Segundo o portal Euronews, a Comissão Europeia quer ouvir o mercado até o dia 30 de setembro. O objetivo é avaliar a expansão das normas para cobrir tecnologias recentes, como a tokenização e os emissores de stablecoins de fora da região.
As regras padronizaram a emissão, negociação e custódia de criptoativos na Europa. Embora a legislação tenha começado a valer no fim de 2024, as empresas do setor tiveram um prazo de transição que terminou no último dia 1º de julho.
Antes do fim desse período de transição, apenas 244 empresas estavam autorizadas como prestadoras de serviços de criptoativos (CASPs). O avanço rápido das ações tokenizadas motivou a análise de novas regras, com esse mercado já movimentando US$ 2,16 bilhões em rede, uma alta de quase 45% frente ao mês anterior, segundo a RWA.xyz.

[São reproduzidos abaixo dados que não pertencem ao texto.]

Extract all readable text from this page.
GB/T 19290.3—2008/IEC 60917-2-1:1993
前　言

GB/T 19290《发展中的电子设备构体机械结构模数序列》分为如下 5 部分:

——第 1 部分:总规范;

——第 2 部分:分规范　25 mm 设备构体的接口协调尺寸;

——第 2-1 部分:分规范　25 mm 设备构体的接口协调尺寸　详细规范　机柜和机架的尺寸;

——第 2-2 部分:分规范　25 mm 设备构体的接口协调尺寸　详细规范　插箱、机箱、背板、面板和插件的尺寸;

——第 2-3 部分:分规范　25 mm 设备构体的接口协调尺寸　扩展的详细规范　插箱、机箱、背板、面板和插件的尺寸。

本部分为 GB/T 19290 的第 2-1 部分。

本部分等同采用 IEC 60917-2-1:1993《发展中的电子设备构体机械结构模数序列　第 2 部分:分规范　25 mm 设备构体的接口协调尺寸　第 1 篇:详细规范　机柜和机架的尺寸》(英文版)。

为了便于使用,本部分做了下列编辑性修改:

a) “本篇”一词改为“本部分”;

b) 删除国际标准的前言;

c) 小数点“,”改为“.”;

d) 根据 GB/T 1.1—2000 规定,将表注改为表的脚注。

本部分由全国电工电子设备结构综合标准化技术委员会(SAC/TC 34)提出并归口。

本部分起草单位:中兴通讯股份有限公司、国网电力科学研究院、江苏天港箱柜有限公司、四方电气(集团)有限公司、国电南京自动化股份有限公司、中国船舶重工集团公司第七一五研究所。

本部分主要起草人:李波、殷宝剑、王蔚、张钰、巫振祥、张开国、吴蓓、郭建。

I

O impacto do mercado global na regulação MiCA
As novidades no exterior pesam na revisão da regulação MiCA. No último verão americano, o presidente Donald Trump sancionou o GENIUS Act, legalizando as stablecoins de pagamento totalmente lastreadas.
Atualmente, as normas europeias dividem as stablecoins em tokens de dinheiro eletrônico (EMTs) e tokens referenciados a ativos (ARTs). Contudo, o texto atual não aborda diretamente os títulos mobiliários tokenizados, que continuam sob as leis tradicionais de finanças do bloco.

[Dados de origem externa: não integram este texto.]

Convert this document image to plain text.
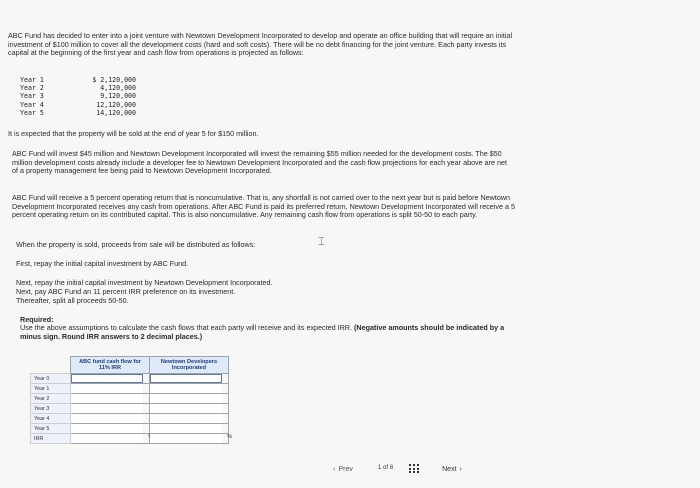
ABC Fund has decided to enter into a joint venture with Newtown Development Incorporated to develop and operate an office building that will require an initial investment of $100 million to cover all the development costs (hard and soft costs). There will be no debt financing for the joint venture. Each party invests its capital at the beginning of the first year and cash flow from operations is projected as follows:
Year 1	$ 2,120,000
Year 2	4,120,000
Year 3	9,120,000
Year 4	12,120,000
Year 5	14,120,000
It is expected that the property will be sold at the end of year 5 for $150 million.
ABC Fund will invest $45 million and Newtown Development Incorporated will invest the remaining $55 million needed for the development costs. The $50 million development costs already include a developer fee to Newtown Development Incorporated and the cash flow projections for each year above are net of a property management fee being paid to Newtown Development Incorporated.
ABC Fund will receive a 5 percent operating return that is noncumulative. That is, any shortfall is not carried over to the next year but is paid before Newtown Development Incorporated receives any cash from operations. After ABC Fund is paid its preferred return, Newtown Development Incorporated will receive a 5 percent operating return on its contributed capital. This is also noncumulative. Any remaining cash flow from operations is split 50-50 to each party.
When the property is sold, proceeds from sale will be distributed as follows:	⌶
First, repay the initial capital investment by ABC Fund.
Next, repay the initial capital investment by Newtown Development Incorporated.
Next, pay ABC Fund an 11 percent IRR preference on its investment.
Thereafter, split all proceeds 50-50.
Required:
Use the above assumptions to calculate the cash flows that each party will receive and its expected IRR. (Negative amounts should be indicated by a minus sign. Round IRR answers to 2 decimal places.)
	ABC fund cash flow for 11% IRR	Newtown Developers Incorporated
Year 0	

Year 1	

Year 2	

Year 3	

Year 4	

Year 5	

IRR		%
‹ Prev	1 of 8	Next ›
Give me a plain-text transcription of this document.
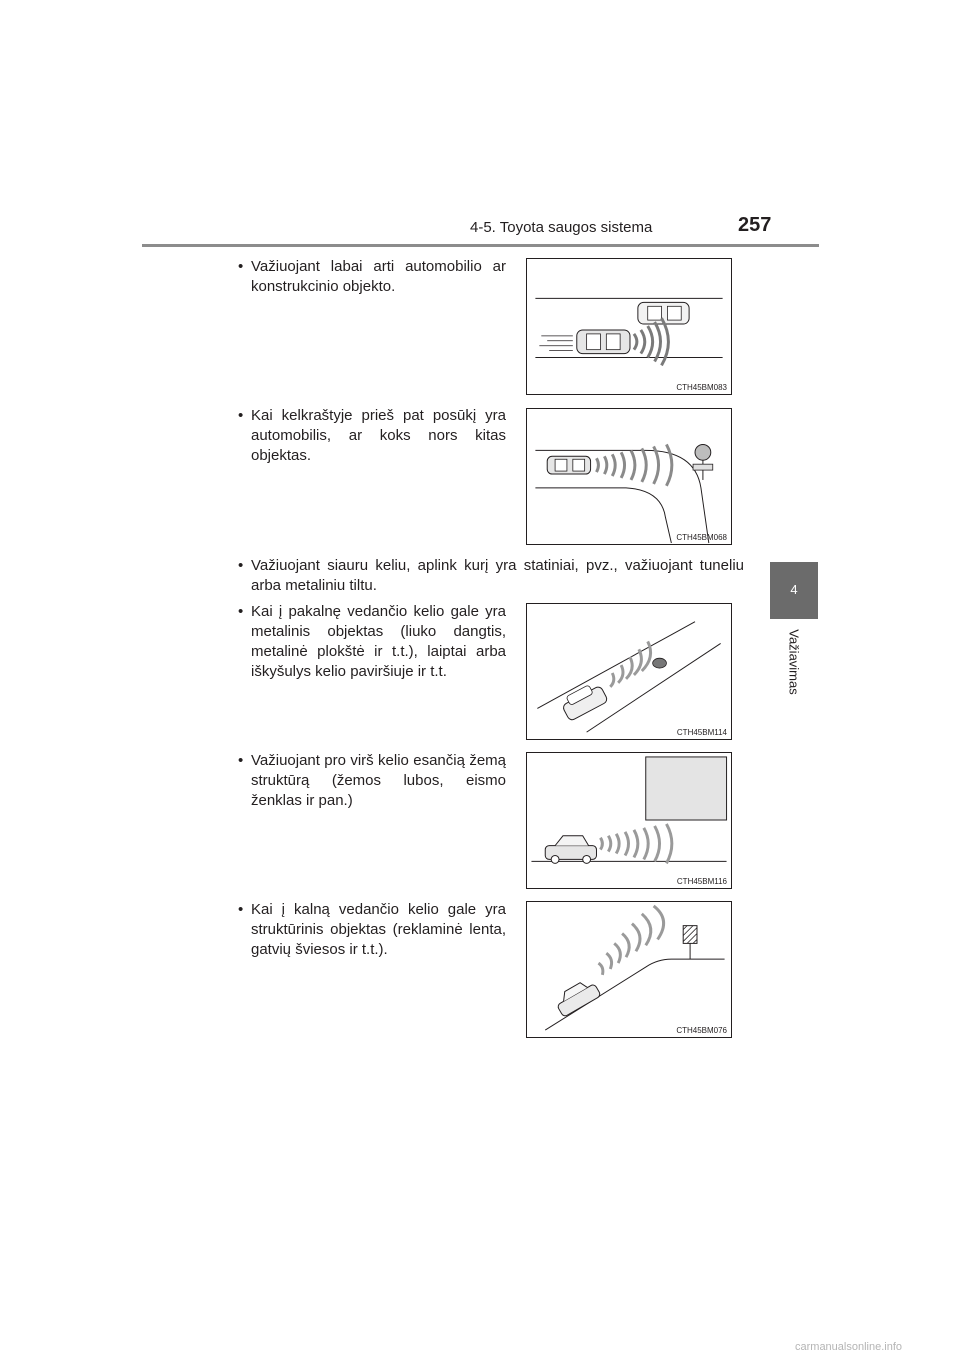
4-5. Toyota saugos sistema	257
4
Važiavimas
• Važiuojant labai arti automobilio ar konstrukcinio objekto.
CTH45BM083
• Kai kelkraštyje prieš pat posūkį yra automobilis, ar koks nors kitas objektas.
CTH45BM068
• Važiuojant siauru keliu, aplink kurį yra statiniai, pvz., važiuojant tuneliu arba metaliniu tiltu.
• Kai į pakalnę vedančio kelio gale yra metalinis objektas (liuko dangtis, metalinė plokštė ir t.t.), laiptai arba iškyšulys kelio paviršiuje ir t.t.
CTH45BM114
• Važiuojant pro virš kelio esančią žemą struktūrą (žemos lubos, eismo ženklas ir pan.)
CTH45BM116
• Kai į kalną vedančio kelio gale yra struktūrinis objektas (reklaminė lenta, gatvių šviesos ir t.t.).
CTH45BM076
carmanualsonline.info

A necessidade de ajustes é vista como natural pelos bastidores políticos. Um diplomata europeu que preferiu não se identificar afirmou ao Euronews que “reabrir o arquivo parece inevitável nesta fase, não apenas à luz da posição expressa por várias instituições europeias (principalmente o BCE), mas também para atender aos desenvolvimentos regulatórios e tecnológicos mais recentes em todo o mundo”.
A própria Comissão Europeia iniciou uma consulta em maio sobre as mudanças no ecossistema global de ativos digitais. Agora, o bloco acelera os passos para garantir que a regulação MiCA permaneça atualizada diante das inovações financeiras internacionais.